Secara teoritis Habermas (1990) mendefinisikan idealisasi komunikasi sebagai suatu proses
memikirkan proses – proses komunikasi sedemikian rupa seolah – olah proses tersebut
berlangsung di dalam komunikasi ideal. Idealisasi komunikatif ini hanya bisa diwujudkan secara
memadai oleh diskursus praktik politik. Maka, diskursus praktik ini mengacu tidak hanya pada
proses komunikasi yang ideal melainkan juga pada aturan – aturan komunikasi yang ideal yang
diformulasikan dari proses komunikasi mensyaratkan prosesnya. Dengan kata lain, diskursus
praktis itu sendiri berlaku sebagai prosedur komunikasi.
Kehadiran ruang publik ini telah menjadi media pemenuhan hak – hak komunikatif para
warga Negara terlaksana terutama di dalam diskursus – diskursus informal yang dapat


dilaksanakan secara inklusif dan dapat mempersoalkan segala tema relavan yang memungkinkan
denan suara mereka yang didendangkan secara refleksif dan sentimental terhadap suatu problema
yang dihadapi sistem politik Indonesia kini. keberhasilan perwujudan politik deliberatif
bergantung pada pelembagaan prosedur permufakatan dan kondisi dalam komunikasi, serta pada
saling-hubungan antara proses deliberasi yang terlembagakan dan opini publik yang terbangun
secara informal. Namun demikian, prosedur permufakatan tidak lantas menetralkan kekuasaan
dan tindakan strategis untuk memperjuangkan kepentingan.

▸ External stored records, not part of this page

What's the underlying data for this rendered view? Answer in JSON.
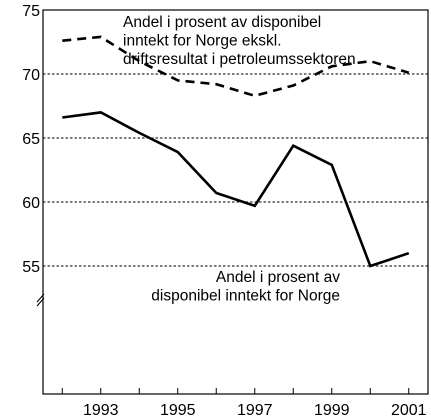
{
  "chart_data": {
    "type": "line",
    "x": [
      1992,
      1993,
      1994,
      1995,
      1996,
      1997,
      1998,
      1999,
      2000,
      2001
    ],
    "series": [
      {
        "name": "Andel i prosent av disponibel inntekt for Norge ekskl. driftsresultat i petroleumssektoren",
        "style": "dashed",
        "values": [
          72.6,
          72.9,
          71.0,
          69.5,
          69.2,
          68.3,
          69.1,
          70.6,
          71.0,
          70.1
        ]
      },
      {
        "name": "Andel i prosent av disponibel inntekt for Norge",
        "style": "solid",
        "values": [
          66.6,
          67.0,
          65.4,
          63.9,
          60.7,
          59.7,
          64.4,
          62.9,
          55.0,
          56.0
        ]
      }
    ],
    "annotations": [
      {
        "series": 0,
        "lines": [
          "Andel i prosent av disponibel",
          "inntekt for Norge ekskl.",
          "driftsresultat i petroleumssektoren"
        ]
      },
      {
        "series": 1,
        "lines": [
          "Andel i prosent av",
          "disponibel inntekt for Norge"
        ]
      }
    ],
    "ylim": [
      45,
      75
    ],
    "yticks": [
      55,
      60,
      65,
      70,
      75
    ],
    "ytick_labels": [
      "55",
      "60",
      "65",
      "70",
      "75"
    ],
    "xlim": [
      1991.5,
      2001.5
    ],
    "xticks": [
      1992,
      1993,
      1994,
      1995,
      1996,
      1997,
      1998,
      1999,
      2000,
      2001
    ],
    "xtick_labels": [
      "1993",
      "1995",
      "1997",
      "1999",
      "2001"
    ],
    "xtick_label_values": [
      1993,
      1995,
      1997,
      1999,
      2001
    ],
    "grid": "horizontal dashed",
    "axis_break": true,
    "title": "",
    "xlabel": "",
    "ylabel": ""
  }
}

Demokrasi majemuk mengemuka manakala beragam kepentingan yang saling
bersinggungan atau bahkan bertolak belakang berkontestasi tanpa yang satu secara semena-mena
menidakkan yang lain. Jika kita memahami bahwa konflik menjadi salah satu karakter yang lekat
pada tubuh demokrasi, tentu kesepahaman yang terwujud melalui proses permufakatan tidak
merupakan suatu kesepahaman yang selalu stabil dan permanen. Karena politik sebagai prosedur
dimaksudkan sebagai cara untuk mengelola hubungan antarmanusia yang selalu memiliki potensi
konflik, maka kehendak untuk mengandaikan keutuhan pemahaman yang nirkonflik niscaya
merupakan suatu pretensi untuk mengubur politik.
Inilah fenomena yang berlangsung dalam dunia demokrasi, ketika suara – suara mereka
saat pencoblosan disalah gunakan oleh pejabat terpilih seakan terlecehkan dan menjadi sebuah
anomali. Para warga Negara mengalami kekecewaan yang mendalam terhadap nama politik yang
dasarnya mengatasnamakan “rakyat”. Sebuah stigma – stigma miring mengkonstruksikan pikiran

– pikiran rakyat sehingga mereka pergi mencari lubang kecil demokrasi lain dan berusaha
mengintip dunia luar yang penuh dengan keindahan.